There is the feeling among many investment professionals as well as investors themselves that "as goes January, so goes the year." What this means is that in years when the stock market performs relatively poorly at the start of the year, there is a tendency for the market to underperform its norms over the entire year as well. Since the stock market has performed poorly this January, this would appear not to augur well for 2014. But is there any truth to this belief in the importance of January?
In a recent analysis reported in January on Forbes.com, a positive start for stocks in January has proven to be predictive of a positive return over the entire year. However, a negative overall January shows no relation to what happens for the rest of the year. But when both a negative result for all of January is combined with a negative first week of the year for stocks, as we had at the beginning of this year, then approximately 73% of the time the result for the entire year was indeed negative. In other words, there now appears to be a nearly 3 times greater chance of a negative year than a positive one! This adds further credibility to the higher probability of a poor year for stocks for this year.
Much more subjectively, it does seem strange that given the bull market we have been in that the S&P 500 index wouldn't have done better than -3.5% return in January. After all, January is the month that many investors are more active than usual, sometimes even putting any extra they might have received into the market, especially after seeing how lucrative last year turned out to be.
But a barometer I have frequently used with some success in the past that requires much more evidence to suggest possible serious trouble ahead is that stocks, from any point during a given year, go negative for at least a full 6 months. I have noticed that when this happens, more frequently than not, stocks may be in for an extended period of further rough sledding. Since the S&P 500 reached 1700 approximately 6 months ago, a further drop of about 5 to 6% would bring us back to that point, so anything more than that would push the return for 6+ months in negative territory.
Taking action ahead of only possible trouble ahead may seem to many people to be premature. After all, reducing your allocation to stocks, or even exchanging out of funds considered risky into less risky ones, while we still remain in one of the strongest bull markets ever, may be like predicting that the "sky is falling," as described in the fable "Chicken Little." But there is a difference: stock markets do suffer not so infrequent setbacks, while the kind of hysterical outcome described in the folktale has never happened.
But why not just "go with the flow," taking action only if a serious correction or even bear market is confirmed to have hit?
The problem is that once the above negative events are confirmed, an investor will have already suffered a serious falling off in the value of his/her portfolio. And under the pressure of a falling market, an investor may be tempted to make some quick, emotional decisions which may not turn out in his/her best interest. For example, he/she may oversell his/her portfolio, or wind up selling near the bottom of a correction, only to see stocks bounce back soon after. Or, he/she may continue to stick with a high allocation to risky stocks in the hopes of them soon getting to their prior levels, something that may not happen.
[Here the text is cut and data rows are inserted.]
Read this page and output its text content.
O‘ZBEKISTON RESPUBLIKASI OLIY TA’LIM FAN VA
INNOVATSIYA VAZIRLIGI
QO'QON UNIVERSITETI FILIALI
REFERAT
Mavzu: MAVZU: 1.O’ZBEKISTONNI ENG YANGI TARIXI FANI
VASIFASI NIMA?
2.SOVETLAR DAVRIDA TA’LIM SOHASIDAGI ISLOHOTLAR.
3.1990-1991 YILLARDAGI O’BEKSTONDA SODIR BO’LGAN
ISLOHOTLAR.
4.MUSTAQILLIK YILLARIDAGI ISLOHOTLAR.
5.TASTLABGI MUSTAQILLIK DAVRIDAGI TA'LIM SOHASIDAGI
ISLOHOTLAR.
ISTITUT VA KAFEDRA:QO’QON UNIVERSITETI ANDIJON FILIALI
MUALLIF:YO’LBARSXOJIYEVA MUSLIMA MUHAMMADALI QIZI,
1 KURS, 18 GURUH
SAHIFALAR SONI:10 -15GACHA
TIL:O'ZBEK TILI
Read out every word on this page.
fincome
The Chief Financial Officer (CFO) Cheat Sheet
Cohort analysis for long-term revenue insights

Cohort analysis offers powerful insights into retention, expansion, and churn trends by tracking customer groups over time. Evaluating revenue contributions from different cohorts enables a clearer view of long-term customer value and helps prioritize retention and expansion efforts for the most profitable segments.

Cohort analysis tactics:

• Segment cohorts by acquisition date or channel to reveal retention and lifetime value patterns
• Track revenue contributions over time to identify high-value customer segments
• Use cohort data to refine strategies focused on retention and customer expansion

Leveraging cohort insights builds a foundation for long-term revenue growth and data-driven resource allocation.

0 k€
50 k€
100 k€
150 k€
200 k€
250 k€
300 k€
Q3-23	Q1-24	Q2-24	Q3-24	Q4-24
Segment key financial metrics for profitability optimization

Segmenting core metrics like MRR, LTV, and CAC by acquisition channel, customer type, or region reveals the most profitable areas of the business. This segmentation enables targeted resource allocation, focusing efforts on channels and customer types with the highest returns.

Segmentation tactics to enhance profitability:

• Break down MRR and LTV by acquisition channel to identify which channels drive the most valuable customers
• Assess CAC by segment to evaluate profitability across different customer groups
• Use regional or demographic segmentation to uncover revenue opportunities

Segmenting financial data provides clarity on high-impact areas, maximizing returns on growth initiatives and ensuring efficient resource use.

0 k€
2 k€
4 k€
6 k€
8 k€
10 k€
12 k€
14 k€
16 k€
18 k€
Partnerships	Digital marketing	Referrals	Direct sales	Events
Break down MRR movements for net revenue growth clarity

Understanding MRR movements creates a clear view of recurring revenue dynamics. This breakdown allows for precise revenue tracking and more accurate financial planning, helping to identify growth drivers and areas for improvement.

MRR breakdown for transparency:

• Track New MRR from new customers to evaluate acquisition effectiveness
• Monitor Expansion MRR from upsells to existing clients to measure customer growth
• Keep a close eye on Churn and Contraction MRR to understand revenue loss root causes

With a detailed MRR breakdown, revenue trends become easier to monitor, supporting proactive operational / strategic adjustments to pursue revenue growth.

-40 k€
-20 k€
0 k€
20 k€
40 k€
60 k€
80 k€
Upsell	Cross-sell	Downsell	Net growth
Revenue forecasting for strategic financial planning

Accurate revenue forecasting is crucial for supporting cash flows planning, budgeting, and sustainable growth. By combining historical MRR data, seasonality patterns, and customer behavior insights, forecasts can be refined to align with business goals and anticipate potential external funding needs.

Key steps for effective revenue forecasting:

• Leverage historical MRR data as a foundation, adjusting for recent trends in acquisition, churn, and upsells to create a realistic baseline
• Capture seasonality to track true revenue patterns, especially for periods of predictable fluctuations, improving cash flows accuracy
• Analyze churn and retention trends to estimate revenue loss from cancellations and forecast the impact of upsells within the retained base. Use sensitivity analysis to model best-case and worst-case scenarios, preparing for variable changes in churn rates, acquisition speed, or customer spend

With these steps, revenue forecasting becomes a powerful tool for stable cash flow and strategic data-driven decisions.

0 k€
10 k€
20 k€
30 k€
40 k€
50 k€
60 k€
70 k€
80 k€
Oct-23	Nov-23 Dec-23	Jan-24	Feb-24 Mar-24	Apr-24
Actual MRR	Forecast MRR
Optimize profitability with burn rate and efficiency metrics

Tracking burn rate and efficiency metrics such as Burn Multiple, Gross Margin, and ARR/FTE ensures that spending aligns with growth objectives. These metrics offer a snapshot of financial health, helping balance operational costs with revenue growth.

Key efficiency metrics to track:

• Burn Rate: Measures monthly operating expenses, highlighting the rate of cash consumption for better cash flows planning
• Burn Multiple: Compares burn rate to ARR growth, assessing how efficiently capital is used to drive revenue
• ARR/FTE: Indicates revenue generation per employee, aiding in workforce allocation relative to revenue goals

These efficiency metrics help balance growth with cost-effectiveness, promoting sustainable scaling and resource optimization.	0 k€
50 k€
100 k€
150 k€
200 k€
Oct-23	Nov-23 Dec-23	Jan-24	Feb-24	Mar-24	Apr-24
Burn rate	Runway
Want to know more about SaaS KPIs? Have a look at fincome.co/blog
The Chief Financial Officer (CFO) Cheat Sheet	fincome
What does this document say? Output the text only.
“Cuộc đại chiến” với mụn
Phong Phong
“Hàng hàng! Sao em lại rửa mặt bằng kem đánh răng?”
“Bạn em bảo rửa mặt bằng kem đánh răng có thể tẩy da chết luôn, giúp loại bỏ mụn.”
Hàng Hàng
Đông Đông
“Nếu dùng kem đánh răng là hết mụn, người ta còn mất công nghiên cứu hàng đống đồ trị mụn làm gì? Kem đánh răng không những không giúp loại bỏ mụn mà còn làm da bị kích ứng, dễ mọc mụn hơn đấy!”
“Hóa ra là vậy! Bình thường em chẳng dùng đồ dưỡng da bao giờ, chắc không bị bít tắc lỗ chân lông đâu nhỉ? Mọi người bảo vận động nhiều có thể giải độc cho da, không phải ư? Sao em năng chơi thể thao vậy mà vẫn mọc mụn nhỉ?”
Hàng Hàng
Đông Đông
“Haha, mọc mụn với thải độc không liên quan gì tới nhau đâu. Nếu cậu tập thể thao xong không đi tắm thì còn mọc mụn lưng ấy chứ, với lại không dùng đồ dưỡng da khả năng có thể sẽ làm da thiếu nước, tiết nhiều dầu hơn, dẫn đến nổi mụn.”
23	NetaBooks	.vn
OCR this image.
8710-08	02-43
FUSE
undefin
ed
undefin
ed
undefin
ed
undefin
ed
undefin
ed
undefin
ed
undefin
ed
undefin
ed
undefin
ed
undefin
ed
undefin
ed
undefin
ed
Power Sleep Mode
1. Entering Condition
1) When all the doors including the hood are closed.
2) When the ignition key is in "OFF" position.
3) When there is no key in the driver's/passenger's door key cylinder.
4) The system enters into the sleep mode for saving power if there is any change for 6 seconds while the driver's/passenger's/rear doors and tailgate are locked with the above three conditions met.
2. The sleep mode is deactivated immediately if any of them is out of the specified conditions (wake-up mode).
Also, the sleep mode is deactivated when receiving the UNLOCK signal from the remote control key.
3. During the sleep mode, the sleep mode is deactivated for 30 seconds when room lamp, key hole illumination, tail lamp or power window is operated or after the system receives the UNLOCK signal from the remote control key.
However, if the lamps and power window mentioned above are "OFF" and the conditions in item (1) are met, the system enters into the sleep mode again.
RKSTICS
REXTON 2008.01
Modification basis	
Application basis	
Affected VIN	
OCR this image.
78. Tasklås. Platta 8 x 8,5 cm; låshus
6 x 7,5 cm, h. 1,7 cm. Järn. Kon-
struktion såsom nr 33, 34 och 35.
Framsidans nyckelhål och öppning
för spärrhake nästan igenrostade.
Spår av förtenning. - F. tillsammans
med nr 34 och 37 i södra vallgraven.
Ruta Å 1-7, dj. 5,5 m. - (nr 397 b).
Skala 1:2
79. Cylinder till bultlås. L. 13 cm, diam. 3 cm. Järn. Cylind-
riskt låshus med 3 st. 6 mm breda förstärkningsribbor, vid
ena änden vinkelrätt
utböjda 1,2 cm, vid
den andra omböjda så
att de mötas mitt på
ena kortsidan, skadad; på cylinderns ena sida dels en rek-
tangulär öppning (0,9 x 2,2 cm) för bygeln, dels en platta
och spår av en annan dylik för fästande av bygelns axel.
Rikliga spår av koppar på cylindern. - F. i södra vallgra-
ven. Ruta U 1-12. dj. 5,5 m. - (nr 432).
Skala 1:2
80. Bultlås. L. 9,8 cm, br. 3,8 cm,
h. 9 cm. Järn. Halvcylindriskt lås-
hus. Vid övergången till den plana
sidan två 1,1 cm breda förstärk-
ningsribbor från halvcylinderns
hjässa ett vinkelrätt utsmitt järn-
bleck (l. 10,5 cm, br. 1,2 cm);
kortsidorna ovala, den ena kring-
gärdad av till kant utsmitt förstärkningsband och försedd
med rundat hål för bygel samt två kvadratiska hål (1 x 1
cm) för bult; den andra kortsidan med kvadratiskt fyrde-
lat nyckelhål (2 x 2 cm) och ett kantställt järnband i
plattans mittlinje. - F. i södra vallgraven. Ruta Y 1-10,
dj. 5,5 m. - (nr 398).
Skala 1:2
While taking a pre-emptive approach may be hard to do psychologically, and not an "ideal" solution, ones other options may subject one to the possibility of a shriveling of the gains one has already made.
One must recognize that there is really no "ideal" solution to the dilemma since stocks, after all, are inherently unpredictable. Selling with gains, even if not near the top, is considerably better than selling at a later point with lower prices, or even losses.
To quote Jonathan Burton, investing editor of Marketwatch.com and prior contributing editor at Bloomberg Personal Finance, Mutual Funds and Individual Investor magazines, and author of two books on investing:
Over time, trying to shoot out the stock-market lights is a recipe for shooting yourself in the foot -- or worse.
Capital preservation is key for any investor. If you are fortunate to have enjoyed above-average investment returns in the past couple of years, take some profits off the table. The worst thing for an investor is being shaken out of the market at precisely the wrong time, as people who dumped stocks in 2008 and early 2009 have learned the hard way. With a diversified, risk-controlled portfolio, market corrections won't be as scary, and you'll have money to buy stocks when others are selling cheaply.